Published by Knopf Canada
Publication date: October 25th 2011
Genres: Fiction, Historical
The late 1800s have long provided fodder for historical fiction authors given that the time was rife with conflicting social mores, a wide economic divide, and the yet undefined role of women beyond marriage. In the style of Slammerkin and The Crimson Petal and the White, Ami McKay explores the dismal world and limited life choices of a young girl named Moth in her newest book The Virgin Cure. The title is a reference to the insane belief still held by men in many cultures—sex with a virgin can cure sexually transmitted diseases.
With no father and a mother who tells fortunes for a living and drinks her profits Moth lives a life of desperate poverty in the lower streets of New York City. At the age of twelve, when her mother sells her to a woman to be a lady’s maid, Moth hopes her life is looking up. Sadly, the woman turns out to be vicious and cruel and Moth runs away back to her mother’s house, only to find she has gone. She begins a life of begging and living on top of the tenement house where she used to live until she is saved by a young woman, beautifully clothed and coiffed, who offers Moth a new life.
The notion that I was meant for something far beyond the slums had set up shop in my brain somewhere around the same time my heart started to beat. My life held great promise, I was sure of it, but finding my way there was another matter altogether.
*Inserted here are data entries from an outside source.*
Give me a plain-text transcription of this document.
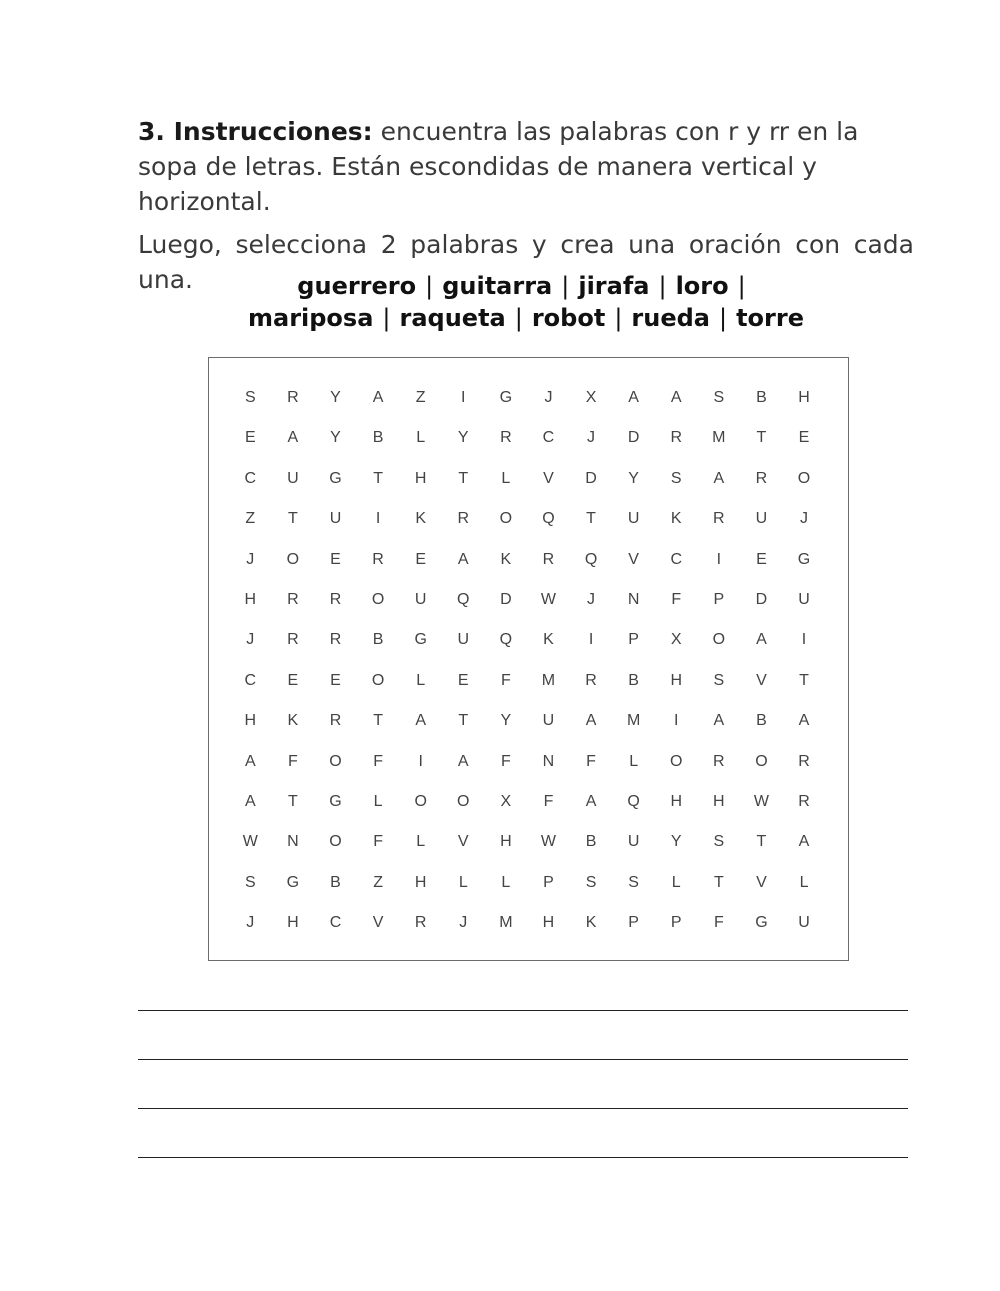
3. Instrucciones: encuentra las palabras con r y rr en la sopa de letras. Están escondidas de manera vertical y horizontal.

Luego, selecciona 2 palabras y crea una oración con cada una.	guerrero | guitarra | jirafa | loro |
mariposa | raqueta | robot | rueda | torre
S	R	Y	A	Z	I	G	J	X	A	A	S	B	H
E	A	Y	B	L	Y	R	C	J	D	R	M	T	E
C	U	G	T	H	T	L	V	D	Y	S	A	R	O
Z	T	U	I	K	R	O	Q	T	U	K	R	U	J
J	O	E	R	E	A	K	R	Q	V	C	I	E	G
H	R	R	O	U	Q	D	W	J	N	F	P	D	U
J	R	R	B	G	U	Q	K	I	P	X	O	A	I
C	E	E	O	L	E	F	M	R	B	H	S	V	T
H	K	R	T	A	T	Y	U	A	M	I	A	B	A
A	F	O	F	I	A	F	N	F	L	O	R	O	R
A	T	G	L	O	O	X	F	A	Q	H	H	W	R
W	N	O	F	L	V	H	W	B	U	Y	S	T	A
S	G	B	Z	H	L	L	P	S	S	L	T	V	L
J	H	C	V	R	J	M	H	K	P	P	F	G	U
Moth joins Mae and two other young women as escorts-in-training at Miss Everett’s house where a very high clientele is willing to pay for the charms and attention of young, unspoiled girls. Unfortunately, twelve is too young and so Moth pretends to be fifteen and has her name changed to the more appealing Ada. She goes from sleeping on bricks and eating garbage to a feather bed, a warm bath every day, all new clothes made just for her and as much food as she can eat. Small wonder that the amorphous notion of “being with a man” seems like a pittance to pay for a life of such riches.
The Virgin Cure follows a fairly predictable path of tragedy and triumph for Moth. She sees the absolute worst of life but thanks to a few wise companions ends up rising above her situation without selling her soul. The book is interesting enough with thoughtful details and reads quickly but McKay has a disconcerting propensity for sidebars relating to miscellaneous information from the period. These give the book a textbook feel and distract from the story; an odd compilation of fact and fiction which ought to have been otherwise integrated. Not a bad book but, by no means, as compelling or engrossing as either of the two similar titles mentioned above.